Dr. Heather Nachtmann is the director of the Maritime Transportation Research and Education Center and the Mack-Blackwell Transportation Center at the University of Arkansas and is a professor of industrial engineering. She was appointed to the Future Mobility Council alongside Sigari and will lead the campus effort for smart mobility. The school was awarded $412,000 from the Walton Foundation in July to research smart mobility AI, and next-generation vehicles amongst other topics. She serves as a waypoint between the council and university research and workforce efforts.
The Crystal Bridges Museum of American Art, where the UP.Summit was held in June 2022.
Courtesy of Crystal Bridges Museum of American Art
“While the Council and the University have a shared goal to advance the future of mobility to benefit the State of Arkansas, the Council has a broader focus,” says Dr. Nachtmann. “For example, the Council has infrastructure and policy subcommittees who are addressing public sector challenges such as funding smart infrastructure and developing policy to enable technological advances to be implemented into practice.” She goes on to point out the government will typically handle smart mobility infrastructure, although the university and council share focus when it comes to education and workforce development.
The history and infrastructure of Arkansas is the understated hero of the industry, the reason why wall-breaking companies are in The Natural State, and not Silicon Valley. Pioneering smart mobility was never not an option since supply chain and logistics solutions technology have been integral to the state’s success with Fortune 500 companies like Walmart, Tyson, and J.B. Hunt — all smart logistics giants.

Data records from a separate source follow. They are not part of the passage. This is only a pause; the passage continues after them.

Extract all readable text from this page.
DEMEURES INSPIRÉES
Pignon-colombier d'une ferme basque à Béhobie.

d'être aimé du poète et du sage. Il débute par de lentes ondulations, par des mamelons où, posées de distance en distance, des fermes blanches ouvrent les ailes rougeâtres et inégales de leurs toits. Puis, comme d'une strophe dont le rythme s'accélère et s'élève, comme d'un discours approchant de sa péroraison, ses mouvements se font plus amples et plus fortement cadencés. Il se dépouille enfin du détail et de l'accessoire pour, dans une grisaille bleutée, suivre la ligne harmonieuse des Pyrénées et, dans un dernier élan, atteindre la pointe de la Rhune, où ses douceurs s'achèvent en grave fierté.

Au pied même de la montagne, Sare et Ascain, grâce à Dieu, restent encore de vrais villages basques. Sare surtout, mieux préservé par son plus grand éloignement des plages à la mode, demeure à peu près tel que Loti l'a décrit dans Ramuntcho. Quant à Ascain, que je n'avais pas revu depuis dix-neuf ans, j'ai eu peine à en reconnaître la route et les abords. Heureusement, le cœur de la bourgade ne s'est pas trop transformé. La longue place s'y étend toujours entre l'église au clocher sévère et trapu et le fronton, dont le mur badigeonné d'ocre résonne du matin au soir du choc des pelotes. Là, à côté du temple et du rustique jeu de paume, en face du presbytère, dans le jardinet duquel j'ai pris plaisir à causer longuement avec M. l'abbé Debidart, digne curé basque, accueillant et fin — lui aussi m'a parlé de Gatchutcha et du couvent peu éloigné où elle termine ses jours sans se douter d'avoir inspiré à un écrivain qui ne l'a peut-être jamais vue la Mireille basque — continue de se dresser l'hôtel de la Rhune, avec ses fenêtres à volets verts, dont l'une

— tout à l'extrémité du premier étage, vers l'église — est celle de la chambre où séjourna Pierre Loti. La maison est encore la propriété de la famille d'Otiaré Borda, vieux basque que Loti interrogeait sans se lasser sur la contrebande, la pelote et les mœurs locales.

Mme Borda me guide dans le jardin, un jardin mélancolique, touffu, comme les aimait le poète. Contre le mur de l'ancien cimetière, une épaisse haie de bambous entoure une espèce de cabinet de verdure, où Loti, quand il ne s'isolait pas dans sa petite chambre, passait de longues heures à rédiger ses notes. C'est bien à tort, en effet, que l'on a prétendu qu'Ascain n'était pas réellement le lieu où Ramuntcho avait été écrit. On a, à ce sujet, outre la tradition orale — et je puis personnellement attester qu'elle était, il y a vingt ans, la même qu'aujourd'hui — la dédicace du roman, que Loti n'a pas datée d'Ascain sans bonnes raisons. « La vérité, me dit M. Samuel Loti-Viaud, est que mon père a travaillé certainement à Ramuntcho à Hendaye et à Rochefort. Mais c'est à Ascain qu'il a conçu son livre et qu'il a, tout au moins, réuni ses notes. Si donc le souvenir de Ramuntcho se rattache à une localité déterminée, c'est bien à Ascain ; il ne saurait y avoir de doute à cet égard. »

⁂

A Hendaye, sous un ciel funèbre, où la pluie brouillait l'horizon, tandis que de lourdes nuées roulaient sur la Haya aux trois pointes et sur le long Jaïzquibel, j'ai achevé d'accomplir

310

“Arkansas is uniquely positioned to lead smart mobility innovation,” says Nachtmann, “Centered in the heartland of the nation’s transportation network, Arkansas’ geographic access to major roadway, rail, and river corridors and proximity to these global supply chain leaders makes it a natural laboratory to lead next-generation smart mobility research, innovation, and workforce development.”

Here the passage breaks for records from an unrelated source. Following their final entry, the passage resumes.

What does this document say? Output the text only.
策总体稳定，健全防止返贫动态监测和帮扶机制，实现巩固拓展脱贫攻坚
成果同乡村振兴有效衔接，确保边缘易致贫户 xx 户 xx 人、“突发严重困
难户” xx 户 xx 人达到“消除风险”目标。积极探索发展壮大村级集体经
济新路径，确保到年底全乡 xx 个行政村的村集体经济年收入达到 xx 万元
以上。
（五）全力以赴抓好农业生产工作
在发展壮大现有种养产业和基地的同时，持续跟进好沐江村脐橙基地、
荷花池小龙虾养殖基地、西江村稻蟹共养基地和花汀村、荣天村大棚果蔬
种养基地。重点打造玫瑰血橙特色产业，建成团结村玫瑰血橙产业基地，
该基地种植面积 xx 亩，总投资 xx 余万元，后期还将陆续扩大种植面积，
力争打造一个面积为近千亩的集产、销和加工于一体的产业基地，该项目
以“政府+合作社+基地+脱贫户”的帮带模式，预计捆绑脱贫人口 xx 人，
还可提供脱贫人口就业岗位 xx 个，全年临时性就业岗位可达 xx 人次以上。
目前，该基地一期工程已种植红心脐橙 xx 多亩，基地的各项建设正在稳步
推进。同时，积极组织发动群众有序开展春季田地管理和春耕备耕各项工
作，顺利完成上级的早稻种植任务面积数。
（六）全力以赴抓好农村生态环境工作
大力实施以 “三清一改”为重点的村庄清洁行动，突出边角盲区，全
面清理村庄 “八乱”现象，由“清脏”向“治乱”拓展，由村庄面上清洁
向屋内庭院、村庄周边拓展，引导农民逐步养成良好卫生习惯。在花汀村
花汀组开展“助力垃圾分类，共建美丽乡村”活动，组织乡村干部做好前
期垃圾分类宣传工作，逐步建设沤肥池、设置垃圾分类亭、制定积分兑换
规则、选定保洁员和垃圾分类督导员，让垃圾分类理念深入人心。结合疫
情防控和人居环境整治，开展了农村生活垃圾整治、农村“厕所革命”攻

While northwest Arkansas is the nucleus of this movement, the surrounding states help form the strength of the cell, with FedEx based in Memphis on the eastern border, and the smart mobility initiatives of Tulsa, Oklahoma, to the west.
“Arkansas is uniquely positioned to lead smart mobility innovation.”

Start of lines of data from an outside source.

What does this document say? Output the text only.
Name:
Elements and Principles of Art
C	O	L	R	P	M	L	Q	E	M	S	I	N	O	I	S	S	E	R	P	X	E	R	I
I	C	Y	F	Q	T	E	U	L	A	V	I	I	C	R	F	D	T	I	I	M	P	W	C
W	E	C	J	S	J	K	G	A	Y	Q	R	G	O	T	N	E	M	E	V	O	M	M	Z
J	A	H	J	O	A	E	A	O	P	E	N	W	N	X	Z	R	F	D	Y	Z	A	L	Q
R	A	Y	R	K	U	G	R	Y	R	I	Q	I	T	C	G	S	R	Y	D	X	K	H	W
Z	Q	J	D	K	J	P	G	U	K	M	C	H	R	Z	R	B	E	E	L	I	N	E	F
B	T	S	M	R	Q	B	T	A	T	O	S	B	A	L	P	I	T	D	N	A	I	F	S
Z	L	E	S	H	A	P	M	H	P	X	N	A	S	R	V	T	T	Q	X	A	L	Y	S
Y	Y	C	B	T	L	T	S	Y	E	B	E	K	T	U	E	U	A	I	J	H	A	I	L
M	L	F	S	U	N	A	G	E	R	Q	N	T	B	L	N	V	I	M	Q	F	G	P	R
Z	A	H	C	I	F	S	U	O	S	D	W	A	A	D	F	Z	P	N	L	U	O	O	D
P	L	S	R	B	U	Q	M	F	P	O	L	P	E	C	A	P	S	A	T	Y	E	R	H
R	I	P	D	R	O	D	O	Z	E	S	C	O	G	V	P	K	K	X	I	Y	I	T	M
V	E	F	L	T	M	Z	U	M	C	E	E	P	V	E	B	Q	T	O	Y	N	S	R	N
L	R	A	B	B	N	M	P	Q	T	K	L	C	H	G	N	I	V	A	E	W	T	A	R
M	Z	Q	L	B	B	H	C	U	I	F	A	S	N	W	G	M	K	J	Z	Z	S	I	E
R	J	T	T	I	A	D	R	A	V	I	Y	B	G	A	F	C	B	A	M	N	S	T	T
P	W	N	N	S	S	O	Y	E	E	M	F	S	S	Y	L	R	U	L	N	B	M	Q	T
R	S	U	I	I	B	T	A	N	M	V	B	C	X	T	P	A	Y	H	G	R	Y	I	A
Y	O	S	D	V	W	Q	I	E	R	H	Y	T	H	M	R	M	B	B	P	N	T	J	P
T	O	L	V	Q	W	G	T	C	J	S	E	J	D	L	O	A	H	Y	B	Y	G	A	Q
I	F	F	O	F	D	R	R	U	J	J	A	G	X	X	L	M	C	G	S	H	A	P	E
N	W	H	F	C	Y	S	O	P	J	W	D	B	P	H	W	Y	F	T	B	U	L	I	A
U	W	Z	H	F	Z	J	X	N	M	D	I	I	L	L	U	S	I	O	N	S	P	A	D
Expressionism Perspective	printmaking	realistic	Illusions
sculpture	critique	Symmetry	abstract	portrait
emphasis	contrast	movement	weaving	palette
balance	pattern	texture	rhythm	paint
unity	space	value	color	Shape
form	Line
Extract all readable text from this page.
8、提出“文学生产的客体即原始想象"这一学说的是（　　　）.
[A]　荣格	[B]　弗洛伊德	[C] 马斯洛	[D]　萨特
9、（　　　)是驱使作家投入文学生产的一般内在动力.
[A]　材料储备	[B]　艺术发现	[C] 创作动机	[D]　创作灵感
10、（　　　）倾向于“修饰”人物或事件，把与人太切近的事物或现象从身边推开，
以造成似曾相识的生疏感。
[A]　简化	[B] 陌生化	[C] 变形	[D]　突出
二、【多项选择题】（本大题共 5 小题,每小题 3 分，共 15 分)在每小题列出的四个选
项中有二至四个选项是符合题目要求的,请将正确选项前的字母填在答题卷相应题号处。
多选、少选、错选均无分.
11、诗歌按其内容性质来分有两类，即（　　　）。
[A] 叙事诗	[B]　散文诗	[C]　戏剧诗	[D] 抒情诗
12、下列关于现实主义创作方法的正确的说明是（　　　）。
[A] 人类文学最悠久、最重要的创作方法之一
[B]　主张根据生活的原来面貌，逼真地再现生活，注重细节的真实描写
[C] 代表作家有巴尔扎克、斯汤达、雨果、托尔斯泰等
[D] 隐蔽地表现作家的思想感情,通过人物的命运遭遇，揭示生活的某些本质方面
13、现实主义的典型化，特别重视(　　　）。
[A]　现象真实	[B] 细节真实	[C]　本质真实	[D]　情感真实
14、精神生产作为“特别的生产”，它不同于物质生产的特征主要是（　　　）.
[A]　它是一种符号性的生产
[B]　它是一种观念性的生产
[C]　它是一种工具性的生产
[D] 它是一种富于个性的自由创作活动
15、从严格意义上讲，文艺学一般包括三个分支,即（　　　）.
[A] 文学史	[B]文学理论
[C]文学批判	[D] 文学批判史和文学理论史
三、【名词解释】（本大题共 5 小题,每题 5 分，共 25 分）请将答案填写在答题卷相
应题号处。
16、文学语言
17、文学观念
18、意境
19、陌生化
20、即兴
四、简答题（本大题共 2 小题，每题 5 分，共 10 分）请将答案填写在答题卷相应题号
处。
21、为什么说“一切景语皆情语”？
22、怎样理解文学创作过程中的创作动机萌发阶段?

— Dr. Heather Nachtmann, director, Maritime Transportation Research and Education Center and the Mack-Blackwell Transportation Center, University of Arkansas
“The region moves more things than any other region in the world.” Sigari pauses, “Let me just say that again: That region moves more things collectively than other region in the world, and that’s not a very well told story.”
In August of 2022, Arkansas Gov. Asa Hutchinson and Oklahoma Gov. Kevin Stitt announced a state partnership in advanced mobility. The collaboration is intended to support the growth of advanced manufacturing industries including drones, electric and autonomous vehicles, transportation and logistics solutions through attracting new companies and supporting local startups, as well as providing the means for testing grounds. The revitalized efforts are estimated to support the creation of up to 55,000 new jobs in an industry that typically has 50% higher earnings than other sectors in Arkansas.
“I think there’s a balance there. You go after these big, hairy, audacious goals of getting big factories launched in the region with economic development support… But also create an ecosystem around smaller entrepreneurial companies that are building up from scratch.” Sigari says a Tesla-scale relocation is once in a generation, and not the goal of the Oklahoma partnership. Arkansas is focused on cutting taxes, promoting STEM education early on, and developing the workforce through intentional steps by the university system so businesses look to the state as their ground zero.